Inspiration

Burning Man announced the 2007 theme early: The Green Man.

I’m choosing an ecological interpretation.

Government

The purpose of a government is to improve a society, and life in that society. Society under government should be better than society would have been without it.

One example of effective government is a properly regulated natural monopoly. For example, it’s more efficient to run one set of natural-gas pipes through a town’s streets than it is to have the streets dug up by, say, three different gas companies in order to avoid the high prices of a market that lacks competition. So governments choose to allow a monopoly, but the monopoly isn’t allowed to price on the demand curve, as a monopoly ordinarily would. Ideally, from the customer’s and investor’s point of view, the regulated monopoly looks like a company in a competitive market.

For the People

Another example, closer to the theme, is ecological regulation. Businesses, left to their own, tend to pollute. Why is that? Because there is an economic incentive to do so. Scrubbers cost money! Ordinary market forces do not influence polluters because polluters benefit from polluting, but they do not see the costs. These pollution costs, which are external to the market, are the problem. Such market “externalities” need to be corrected before market forces will balance for the best of society. Governments regulate pollution makers for that reason: to compensate for the externalities.
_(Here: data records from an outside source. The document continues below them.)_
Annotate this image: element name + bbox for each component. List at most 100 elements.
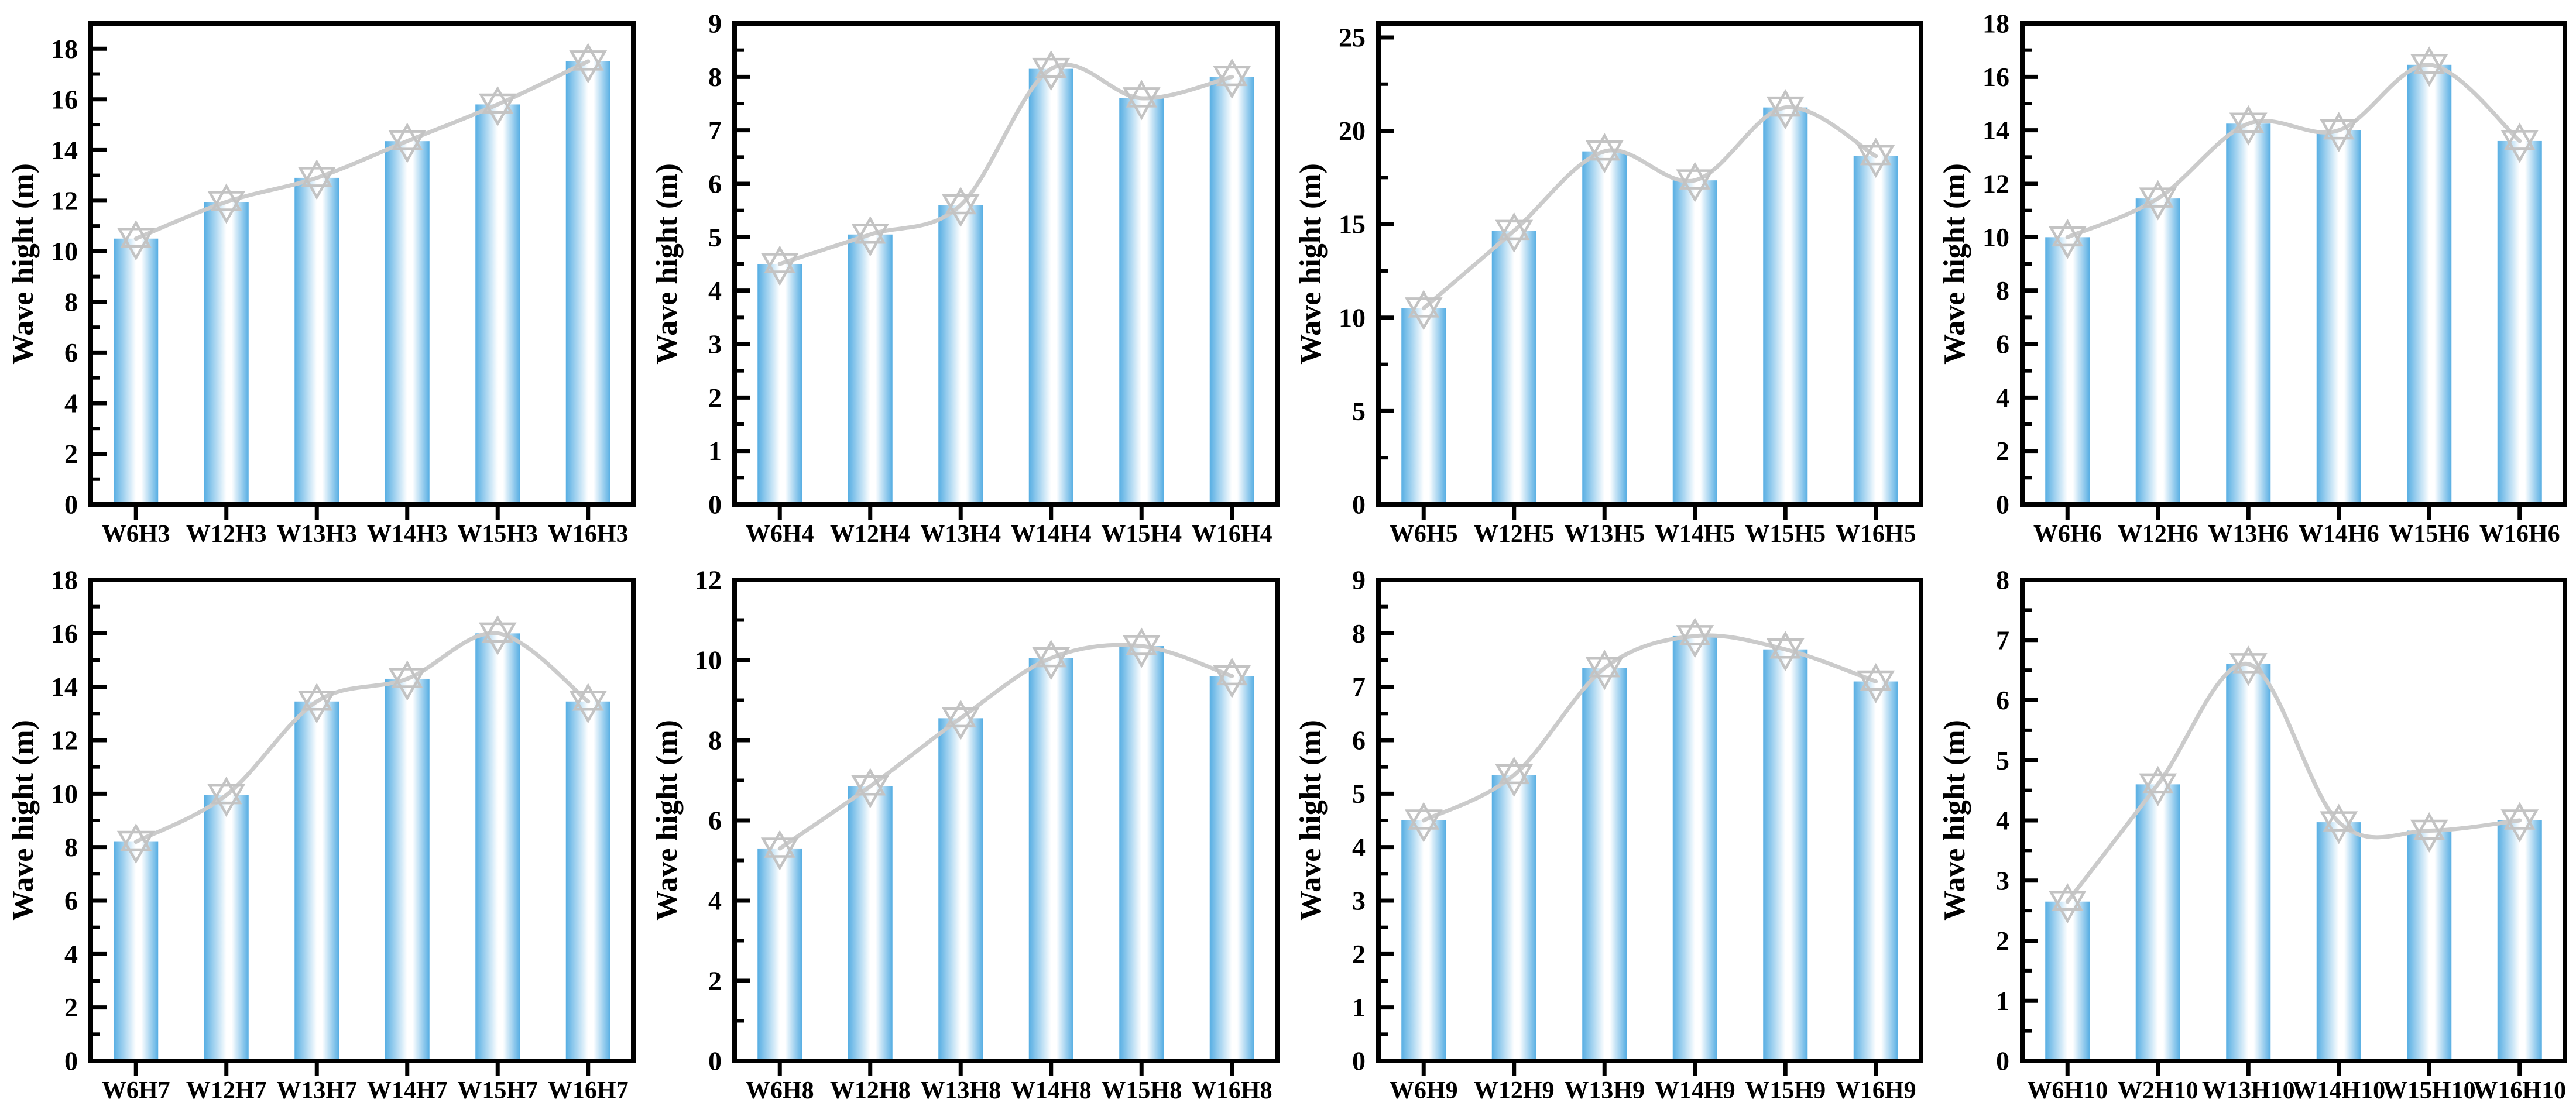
x-tick-label: W12H4 bbox=[830, 521, 911, 548]
y-tick-label: 0 bbox=[64, 490, 78, 520]
y-tick-label: 12 bbox=[695, 565, 722, 595]
y-tick-label: 4 bbox=[708, 886, 722, 916]
chart-h8-plot: 0 2 4 6 8 10 12 W6H8 W12H8 W13H8 W14H8 W15H8 W16H8 Wa… bbox=[650, 565, 1280, 1104]
star-marker bbox=[2500, 122, 2539, 163]
y-tick-label: 4 bbox=[1996, 383, 2009, 413]
y-tick-label: 16 bbox=[51, 619, 78, 648]
y-tick-label: 6 bbox=[1352, 726, 1366, 755]
y-tick-label: 14 bbox=[51, 135, 78, 165]
bar bbox=[1491, 775, 1536, 1061]
x-tick-label: W6H5 bbox=[1390, 521, 1458, 548]
plot-frame bbox=[88, 21, 636, 507]
x-tick-label: W12H6 bbox=[2118, 521, 2198, 548]
x-tick-label: W12H8 bbox=[830, 1077, 911, 1104]
y-tick-label: 16 bbox=[1982, 62, 2009, 92]
bar bbox=[2045, 237, 2090, 504]
y-axis-title: Wave hight (m) bbox=[1938, 163, 1971, 365]
bar bbox=[1672, 180, 1717, 504]
star-marker bbox=[2048, 883, 2087, 924]
y-tick-label: 0 bbox=[708, 490, 722, 520]
x-tick-label: W14H7 bbox=[367, 1077, 448, 1104]
chart-panel-h3: 0 2 4 6 8 10 12 14 16 18 W6H3 W12H3 W13H3 W14H3 W15H3 W… bbox=[0, 0, 644, 556]
y-tick-label: 2 bbox=[708, 966, 722, 996]
bar bbox=[565, 61, 610, 505]
y-tick-label: 5 bbox=[1996, 746, 2009, 775]
x-tick-label: W12H3 bbox=[186, 521, 267, 548]
star-marker bbox=[941, 699, 980, 740]
star-marker bbox=[569, 43, 608, 84]
x-tick-label: W6H10 bbox=[2027, 1077, 2108, 1104]
star-marker bbox=[2229, 645, 2268, 686]
star-marker bbox=[1676, 162, 1714, 202]
star-marker bbox=[388, 660, 427, 701]
y-tick-label: 4 bbox=[64, 939, 78, 969]
star-marker bbox=[1404, 290, 1443, 331]
y-tick-label: 2 bbox=[64, 439, 78, 469]
y-tick-label: 2 bbox=[1996, 436, 2009, 466]
y-tick-label: 8 bbox=[1996, 565, 2009, 595]
y-tick-label: 14 bbox=[1982, 115, 2009, 145]
y-tick-label: 10 bbox=[51, 779, 78, 809]
bar bbox=[2316, 130, 2361, 504]
bar bbox=[475, 633, 520, 1061]
y-tick-label: 8 bbox=[708, 62, 722, 92]
x-tick-label: W13H5 bbox=[1564, 521, 1645, 548]
y-tick-label: 10 bbox=[51, 236, 78, 266]
star-marker bbox=[1676, 617, 1714, 658]
star-marker bbox=[1032, 640, 1071, 681]
x-tick-label: W15H3 bbox=[457, 521, 538, 548]
y-tick-label: 2 bbox=[1352, 939, 1366, 969]
x-tick-label: W13H7 bbox=[276, 1077, 357, 1104]
bar bbox=[565, 701, 610, 1061]
y-tick-label: 2 bbox=[64, 992, 78, 1022]
star-marker bbox=[1495, 756, 1534, 797]
y-tick-label: 3 bbox=[1352, 886, 1366, 916]
y-tick-label: 3 bbox=[1996, 865, 2009, 895]
y-axis-title: Wave hight (m) bbox=[650, 720, 684, 921]
y-tick-label: 1 bbox=[708, 436, 722, 466]
x-tick-label: W15H7 bbox=[457, 1077, 538, 1104]
x-tick-label: W14H4 bbox=[1011, 521, 1092, 548]
star-marker bbox=[2410, 812, 2448, 853]
bar bbox=[1672, 635, 1717, 1061]
star-marker bbox=[941, 186, 980, 228]
bar bbox=[1763, 649, 1808, 1061]
star-marker bbox=[2320, 112, 2358, 153]
bar bbox=[204, 795, 249, 1061]
y-tick-label: 0 bbox=[1996, 490, 2009, 520]
y-tick-label: 14 bbox=[51, 672, 78, 702]
y-axis-title: Wave hight (m) bbox=[1938, 720, 1971, 921]
y-axis-title: Wave hight (m) bbox=[6, 720, 40, 921]
star-marker bbox=[116, 823, 155, 864]
x-tick-label: W6H6 bbox=[2033, 521, 2102, 548]
x-tick-label: W6H4 bbox=[746, 521, 814, 548]
y-tick-label: 20 bbox=[1339, 116, 1366, 146]
star-marker bbox=[2410, 46, 2448, 87]
y-tick-label: 4 bbox=[1352, 832, 1366, 862]
y-tick-label: 7 bbox=[1352, 672, 1366, 702]
bar bbox=[2316, 822, 2361, 1061]
star-marker bbox=[1213, 58, 1251, 99]
bar bbox=[1853, 156, 1898, 504]
bar bbox=[294, 701, 339, 1061]
bar bbox=[1763, 107, 1808, 504]
star-marker bbox=[1857, 138, 1895, 178]
x-tick-label: W15H8 bbox=[1101, 1077, 1182, 1104]
y-tick-label: 0 bbox=[708, 1046, 722, 1076]
y-tick-label: 6 bbox=[64, 338, 78, 367]
x-tick-label: W14H8 bbox=[1011, 1077, 1092, 1104]
bar bbox=[1401, 308, 1446, 504]
star-marker bbox=[297, 683, 336, 724]
bar bbox=[1209, 77, 1254, 505]
bar bbox=[757, 264, 802, 504]
star-marker bbox=[207, 183, 246, 224]
star-marker bbox=[851, 768, 890, 809]
plot-frame bbox=[88, 578, 636, 1063]
bar bbox=[1119, 646, 1164, 1061]
star-marker bbox=[1766, 631, 1805, 672]
y-tick-label: 7 bbox=[708, 115, 722, 145]
x-tick-label: W14H10 bbox=[2292, 1077, 2385, 1104]
y-tick-label: 10 bbox=[1982, 222, 2009, 252]
plot-frame bbox=[2020, 578, 2567, 1063]
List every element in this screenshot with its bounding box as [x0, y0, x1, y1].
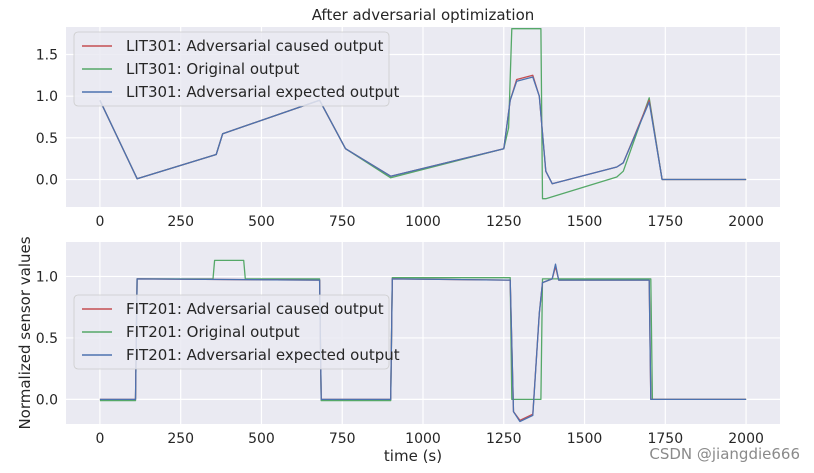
y-tick-label: 0.0 [36, 392, 58, 408]
y-axis-label: Normalized sensor values [16, 236, 34, 429]
legend-box [73, 31, 390, 107]
x-tick-label: 0 [95, 431, 104, 447]
y-tick-label: 1.0 [36, 89, 58, 105]
y-tick-label: 1.5 [36, 48, 58, 64]
legend-box [73, 294, 390, 370]
x-tick-label: 750 [329, 431, 356, 447]
x-tick-label: 2000 [728, 214, 764, 230]
y-tick-label: 0.5 [36, 331, 58, 347]
x-tick-label: 0 [95, 214, 104, 230]
legend-label: FIT201: Adversarial expected output [126, 346, 400, 364]
y-tick-label: 0.0 [36, 173, 58, 189]
chart-title: After adversarial optimization [312, 6, 535, 24]
legend-label: FIT201: Adversarial caused output [126, 300, 384, 318]
x-tick-label: 500 [248, 431, 275, 447]
legend: LIT301: Adversarial caused output LIT301:… [73, 31, 399, 107]
legend-label: LIT301: Adversarial caused output [126, 37, 384, 55]
x-tick-label: 250 [167, 214, 194, 230]
legend-label: LIT301: Original output [126, 60, 299, 78]
x-tick-label: 1250 [486, 214, 522, 230]
x-axis-label: time (s) [384, 447, 442, 465]
legend-label: FIT201: Original output [126, 323, 300, 341]
x-tick-label: 1250 [486, 431, 522, 447]
x-tick-label: 1000 [405, 214, 441, 230]
x-tick-label: 1750 [647, 431, 683, 447]
x-tick-label: 2000 [728, 431, 764, 447]
series-line-3 [99, 76, 747, 185]
x-tick-label: 250 [167, 431, 194, 447]
y-tick-label: 0.5 [36, 131, 58, 147]
chart-panel-2: 0 250 500 750 1000 1250 1500 1750 2000 0.0 0.5 1.0 t… [16, 236, 780, 465]
x-tick-label: 1000 [405, 431, 441, 447]
x-tick-label: 1500 [567, 431, 603, 447]
series-line-3 [99, 263, 747, 423]
x-tick-label: 1750 [647, 214, 683, 230]
legend-label: LIT301: Adversarial expected output [126, 83, 399, 101]
chart-panel-1: 0 250 500 750 1000 1250 1500 1750 2000 0.0 0.5 1.0 1… [36, 6, 780, 230]
legend: FIT201: Adversarial caused output FIT201:… [73, 294, 400, 370]
watermark: CSDN @jiangdie666 [649, 445, 800, 463]
x-tick-label: 1500 [567, 214, 603, 230]
x-tick-label: 750 [329, 214, 356, 230]
x-tick-label: 500 [248, 214, 275, 230]
y-tick-label: 1.0 [36, 269, 58, 285]
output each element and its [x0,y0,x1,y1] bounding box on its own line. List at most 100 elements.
Do what is best for society, or you will not be allowed to sell into our market. But who decides what the government does?

By the People

We do.

I want this installation to remind people that they have choices. It isn’t valid to say, “It’s okay to do anything that the law allows,” because the law comes from us.

You know that it costs more to get a package sent to you overnight. You want it quickly? That package is gonna fly in a plane that is burning aviation-grade kerosene. But do you consider that flying your package to you changes climate much more than driving it to you? So, although you like to have your mail-order products ASAP, instead of paying the extra $5 or $10 for quicker gratification, choose shipping that will release the least amount of carbon into the Earth’s atmosphere.

Or not.

It’s your choice.

And that’s the point. You have a choice now, because you’ve learned about the consequences of your actions.

This installation will reveal several of the choices that we, the people, can make every day. We must understand that there are choices and that there are consequences of those choices.

Then we can make our choices, informed, for the best future.